Kevin Kelly, EdD, teaches online courses as a Lecturer in the Department of Equity, Leadership Studies, and Instructional Technologies at San Francisco State University, where he also previously served as the Online Teaching and Learning Manager. He works with colleges and universities as a consultant to address distance education, educational technology, and organizational challenges. Kevin co-authored with Todd Zakrajsek the 2021 Stylus book, Advancing Online Teaching: Creating Equity-Based Digital Learning Environments.

Extended Abstract

Title: Designing for All Students: Increasing Inclusion and Equity in Your Online Program


1.0 Background

1.1 Online Courses at Peralta CCD: Increased Demand, but Lower Success Rates

Among the challenges that Peralta Community College District (Peralta CCD) faces, a number of them are common to all of California's community colleges (e.g., flat enrollment, regional housing issues, equity gaps, and increasing demand for distance education). Learners are more mobile and demand online courses in greater numbers than ever before. Peralta CCD must continue to adapt to these learners' needs.


At Peralta CCD, the increased demand for online classes reflects national and statewide trends, doubling from 9.1% to 18.2% of total district FTEs in just five years. While increasing numbers of students seek distance education opportunities for flexibility and convenience (Allen & Seaman, 2011; Shay & Rees, 2004), they often underestimate the work required to succeed in online courses (Bawa, 2016). This and other factors have contributed to lower retention and pass rates for online students. Again mirroring national and statewide trends, students at Peralta pass online courses at lower rates than those in traditional courses overall. Further, specific groups face achievement gaps for student retention (course completion) and student success rates (passing grade). Success rates are lower than the overall average and the achievement gaps are wider for a variety of disproportionately impacted populations, including but not limited to students who identify as African-American or Latino/a, veterans, and students with disabilities.


1.2 Recent Activity at Peralta CCD

In Academic Year 2017-18, Peralta CCD crafted and ratified a Distance Education (DE) Plan that is directly aligned with the district’s strategic goals and accreditation standards, while taking into account the changing educational landscape and the nature of students in Peralta's service area. Among the district's guiding principles and values, the DE Plan and related programming are focused on learners and equity.


The district has begun working to achieve the three goals from its plan:

  • Increase student retention and success rates each year, through research-based success strategies;

  • Provide resources, support and services that are specific to online students and are necessary to close achievement gaps; and

  • Improve quality, equity, consistency and accessibility in the design and facilitation of Peralta CCD’s online courses.


In its efforts to improve online course quality, the Peralta CCD team has developed face-to-face and online training for faculty based on the Online Course Design Rubric created by the California Community Colleges’ Online Education Initiative (OEI). When the Peralta team could not find a similar rubric for online course equity, it created its own rubric. The district has solicited feedback from online teaching faculty, students from diverse backgrounds, and experts on inclusive teaching,.

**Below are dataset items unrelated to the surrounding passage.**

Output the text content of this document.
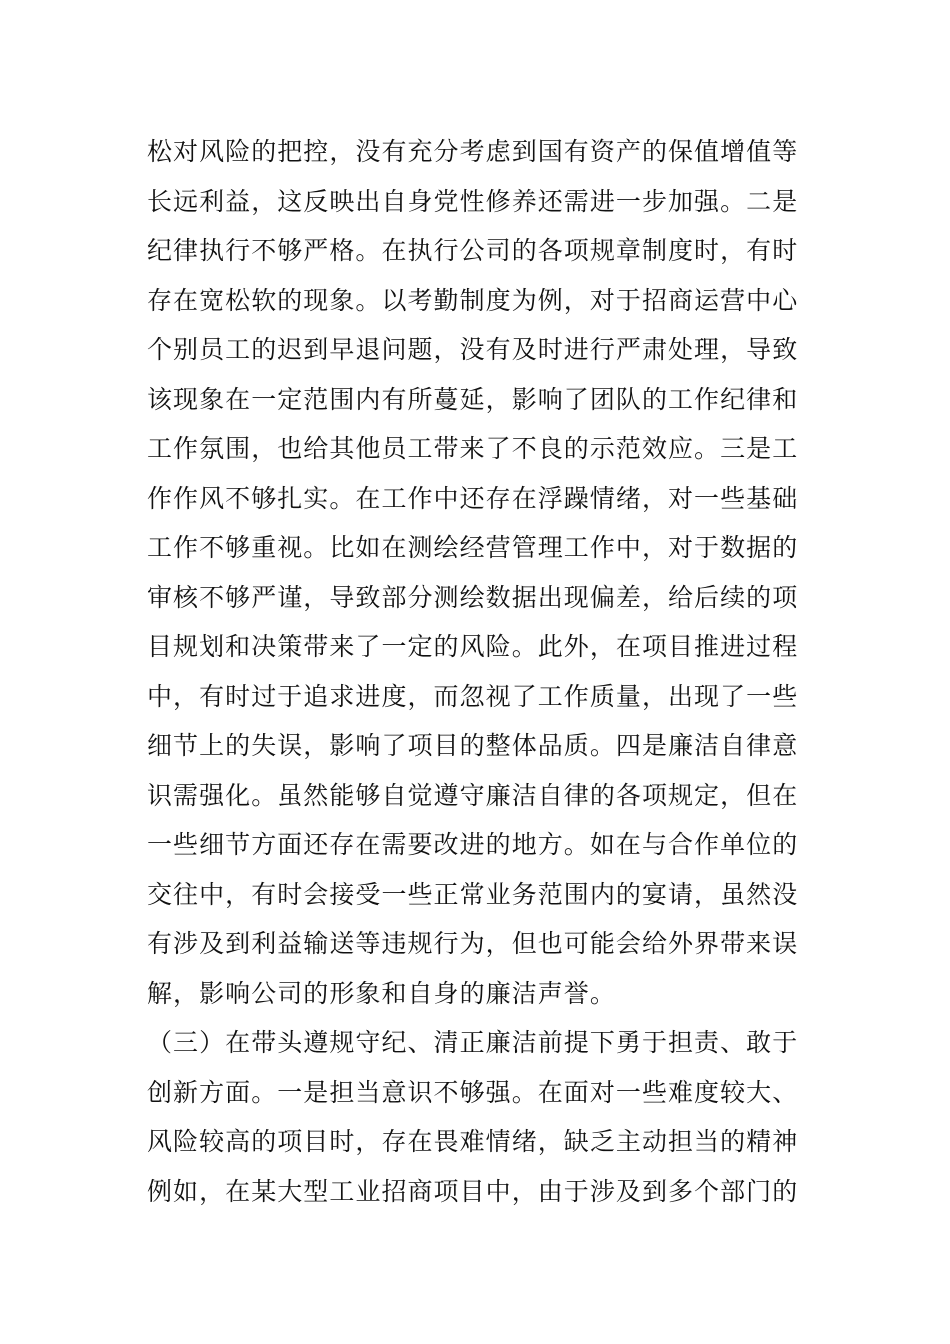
松对风险的把控，没有充分考虑到国有资产的保值增值等
长远利益，这反映出自身党性修养还需进一步加强。二是
纪律执行不够严格。在执行公司的各项规章制度时，有时
存在宽松软的现象。以考勤制度为例，对于招商运营中心
个别员工的迟到早退问题，没有及时进行严肃处理，导致
该现象在一定范围内有所蔓延，影响了团队的工作纪律和
工作氛围，也给其他员工带来了不良的示范效应。三是工
作作风不够扎实。在工作中还存在浮躁情绪，对一些基础
工作不够重视。比如在测绘经营管理工作中，对于数据的
审核不够严谨，导致部分测绘数据出现偏差，给后续的项
目规划和决策带来了一定的风险。此外，在项目推进过程
中，有时过于追求进度，而忽视了工作质量，出现了一些
细节上的失误，影响了项目的整体品质。四是廉洁自律意
识需强化。虽然能够自觉遵守廉洁自律的各项规定，但在
一些细节方面还存在需要改进的地方。如在与合作单位的
交往中，有时会接受一些正常业务范围内的宴请，虽然没
有涉及到利益输送等违规行为，但也可能会给外界带来误
解，影响公司的形象和自身的廉洁声誉。
（三）在带头遵规守纪、清正廉洁前提下勇于担责、敢于
创新方面。一是担当意识不够强。在面对一些难度较大、
风险较高的项目时，存在畏难情绪，缺乏主动担当的精神
例如，在某大型工业招商项目中，由于涉及到多个部门的
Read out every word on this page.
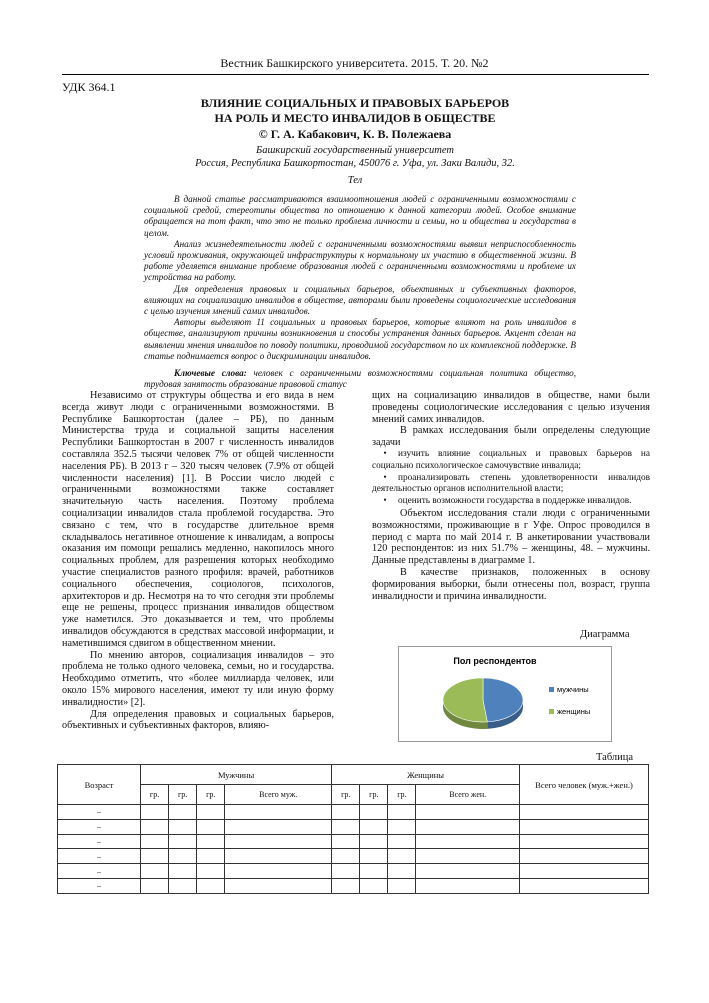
Вестник Башкирского университета. 2015. Т. 20. №2
УДК 364.1
ВЛИЯНИЕ СОЦИАЛЬНЫХ И ПРАВОВЫХ БАРЬЕРОВ
НА РОЛЬ И МЕСТО ИНВАЛИДОВ В ОБЩЕСТВЕ
© Г. А. Кабакович, К. В. Полежаева
Башкирский государственный университет
Россия, Республика Башкортостан, 450076 г. Уфа, ул. Заки Валиди, 32.
Тел

В данной статье рассматриваются взаимоотношения людей с ограниченными возможностями с социальной средой, стереотипы общества по отношению к данной категории людей. Особое внимание обращается на тот факт, что это не только проблема личности и семьи, но и общества и государства в целом.

Анализ жизнедеятельности людей с ограниченными возможностями выявил неприспособленность условий проживания, окружающей инфраструктуры к нормальному их участию в общественной жизни. В работе уделяется внимание проблеме образования людей с ограниченными возможностями и проблеме их устройства на работу.

Для определения правовых и социальных барьеров, объективных и субъективных факторов, влияющих на социализацию инвалидов в обществе, авторами были проведены социологические исследования с целью изучения мнений самих инвалидов.

Авторы выделяют 11 социальных и правовых барьеров, которые влияют на роль инвалидов в обществе, анализируют причины возникновения и способы устранения данных барьеров. Акцент сделан на выявлении мнения инвалидов по поводу политики, проводимой государством по их комплексной поддержке. В статье поднимается вопрос о дискриминации инвалидов.

Ключевые слова: человек с ограниченными возможностями социальная политика общество, трудовая занятость образование правовой статус

Независимо от структуры общества и его вида в нем всегда живут люди с ограниченными возможностями. В Республике Башкортостан (далее – РБ), по данным Министерства труда и социальной защиты населения Республики Башкортостан в 2007 г численность инвалидов составляла 352.5 тысячи человек 7% от общей численности населения РБ). В 2013 г – 320 тысяч человек (7.9% от общей численности населения) [1]. В России число людей с ограниченными возможностями также составляет значительную часть населения. Поэтому проблема социализации инвалидов стала проблемой государства. Это связано с тем, что в государстве длительное время складывалось негативное отношение к инвалидам, а вопросы оказания им помощи решались медленно, накопилось много социальных проблем, для разрешения которых необходимо участие специалистов разного профиля: врачей, работников социального обеспечения, социологов, психологов, архитекторов и др. Несмотря на то что сегодня эти проблемы еще не решены, процесс признания инвалидов обществом уже наметился. Это доказывается и тем, что проблемы инвалидов обсуждаются в средствах массовой информации, и наметившимся сдвигом в общественном мнении.

По мнению авторов, социализация инвалидов – это проблема не только одного человека, семьи, но и государства. Необходимо отметить, что «более миллиарда человек, или около 15% мирового населения, имеют ту или иную форму инвалидности» [2].

Для определения правовых и социальных барьеров, объективных и субъективных факторов, влияю-

щих на социализацию инвалидов в обществе, нами были проведены социологические исследования с целью изучения мнений самих инвалидов.

В рамках исследования были определены следующие задачи

• изучить влияние социальных и правовых барьеров на социально психологическое самочувствие инвалида;
• проанализировать степень удовлетворенности инвалидов деятельностью органов исполнительной власти;
• оценить возможности государства в поддержке инвалидов.

Объектом исследования стали люди с ограниченными возможностями, проживающие в г Уфе. Опрос проводился в период с марта по май 2014 г. В анкетировании участвовали 120 респондентов: из них 51.7% – женщины, 48. – мужчины. Данные представлены в диаграмме 1.

В качестве признаков, положенных в основу формирования выборки, были отнесены пол, возраст, группа инвалидности и причина инвалидности.

Диаграмма
Пол респондентов
мужчины
женщины
Таблица
Возраст	Мужчины				Женщины				Всего человек (муж.+жен.)
	гр.	гр.	гр.	Всего муж.	гр.	гр.	гр.	Всего жен.	
–									
–									
–									
–									
–									
–									
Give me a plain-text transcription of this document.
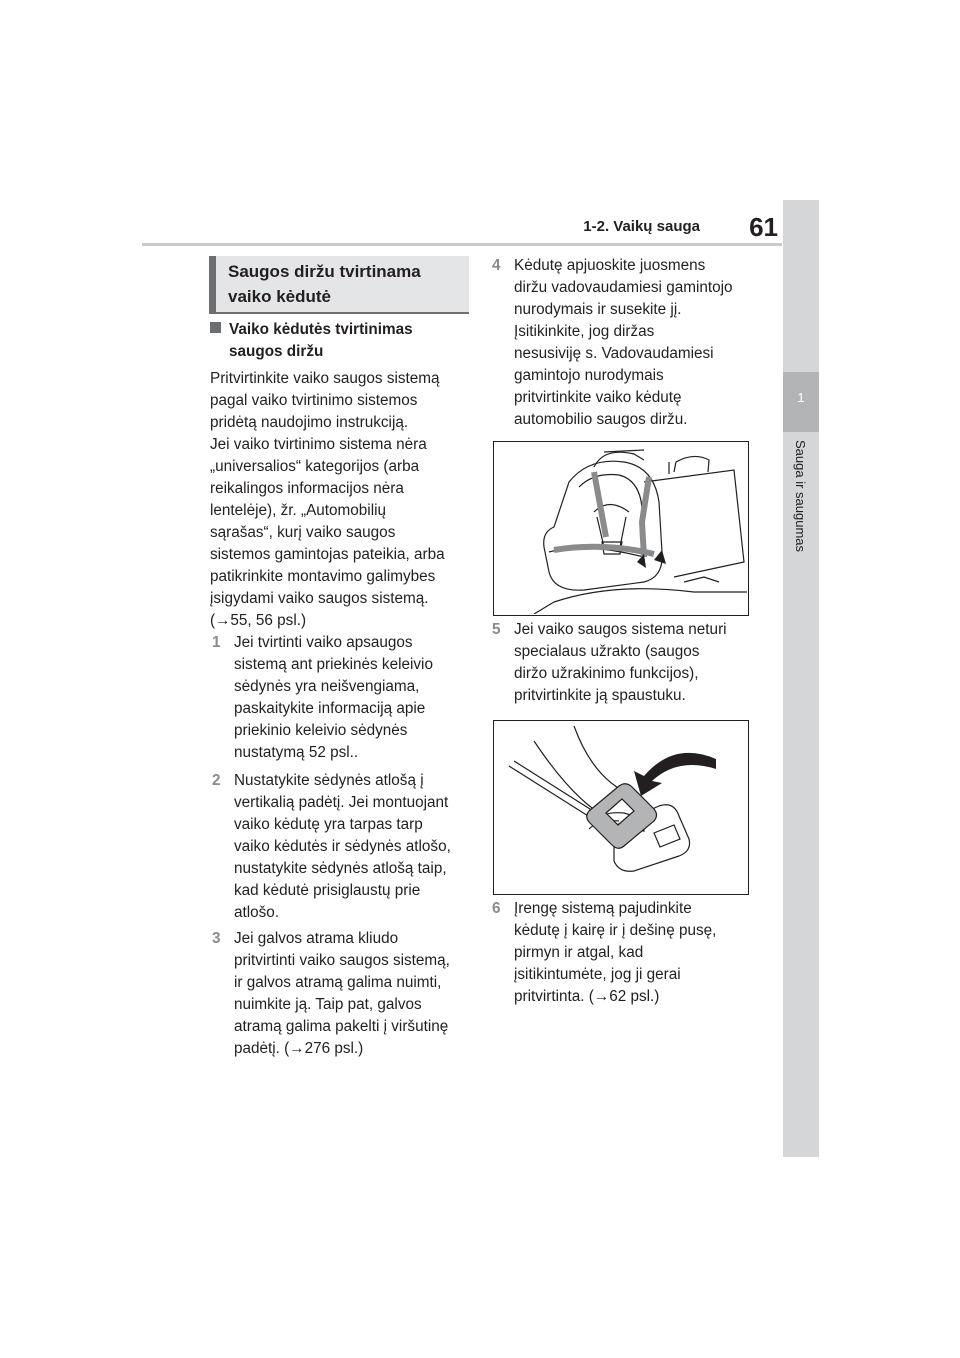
1-2. Vaikų sauga	61
1
Sauga ir saugumas
Saugos diržu tvirtinama
vaiko kėdutė
Vaiko kėdutės tvirtinimas
saugos diržu
Pritvirtinkite vaiko saugos sistemą
pagal vaiko tvirtinimo sistemos
pridėtą naudojimo instrukciją.
Jei vaiko tvirtinimo sistema nėra
„universalios“ kategorijos (arba
reikalingos informacijos nėra
lentelėje), žr. „Automobilių
sąrašas“, kurį vaiko saugos
sistemos gamintojas pateikia, arba
patikrinkite montavimo galimybes
įsigydami vaiko saugos sistemą.
(→55, 56 psl.)
1 Jei tvirtinti vaiko apsaugos
sistemą ant priekinės keleivio
sėdynės yra neišvengiama,
paskaitykite informaciją apie
priekinio keleivio sėdynės
nustatymą 52 psl..
2 Nustatykite sėdynės atlošą į
vertikalią padėtį. Jei montuojant
vaiko kėdutę yra tarpas tarp
vaiko kėdutės ir sėdynės atlošo,
nustatykite sėdynės atlošą taip,
kad kėdutė prisiglaustų prie
atlošo.
3 Jei galvos atrama kliudo
pritvirtinti vaiko saugos sistemą,
ir galvos atramą galima nuimti,
nuimkite ją. Taip pat, galvos
atramą galima pakelti į viršutinę
padėtį. (→276 psl.)
4 Kėdutę apjuoskite juosmens
diržu vadovaudamiesi gamintojo
nurodymais ir susekite jį.
Įsitikinkite, jog diržas
nesusiviję s. Vadovaudamiesi
gamintojo nurodymais
pritvirtinkite vaiko kėdutę
automobilio saugos diržu.
5 Jei vaiko saugos sistema neturi
specialaus užrakto (saugos
diržo užrakinimo funkcijos),
pritvirtinkite ją spaustuku.
6 Įrengę sistemą pajudinkite
kėdutę į kairę ir į dešinę pusę,
pirmyn ir atgal, kad
įsitikintumėte, jog ji gerai
pritvirtinta. (→62 psl.)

2.0 Proposed Session for OLC Accelerate 2018

2.1 Session Description

While most institutions value diversity, they often struggle to institutionalize practices that support inclusion and equity in online environments. In this session, we suggest an expanded understanding and appreciation for student populations, particularly for disproportionately impacted students, and their experiences. We discuss three areas where this is most crucial: the implementation of technology, instructional design, and development of resources for online learners.


This session will be a panel presentation, with activities integrated that demonstrate the implications of failing to account for student experiences.


As we discuss the student experience, this session is designed to turn participants into students who experience:

  • activities that use unfamiliar or unclear language and are therefore challenging;

  • activities that require interdependence as well as, or instead of, independence;

  • activities that value, rather than elide, diversity of backgrounds and experiences;

  • activities that demonstrate how Universal Design for Learning principles are especially valuable in online environments


After generating awareness of common equity issues that online learners face, we will suggest practical strategies that participants, and their institutions,  can put into practice right away.


2.2 Session Outcomes

  • Awareness of assumptions and biases that impact the online environment;

  • Strategies to improve equitable use of educational technologies

  • Understanding of inclusive online and hybrid pedagogies,

  • Knowledge of a variety of online resources that support diverse students in the online environment;

  • A “toolkit” of strategies for teachers and institutions


To participate, you will need a laptop, tablet, or smartphone.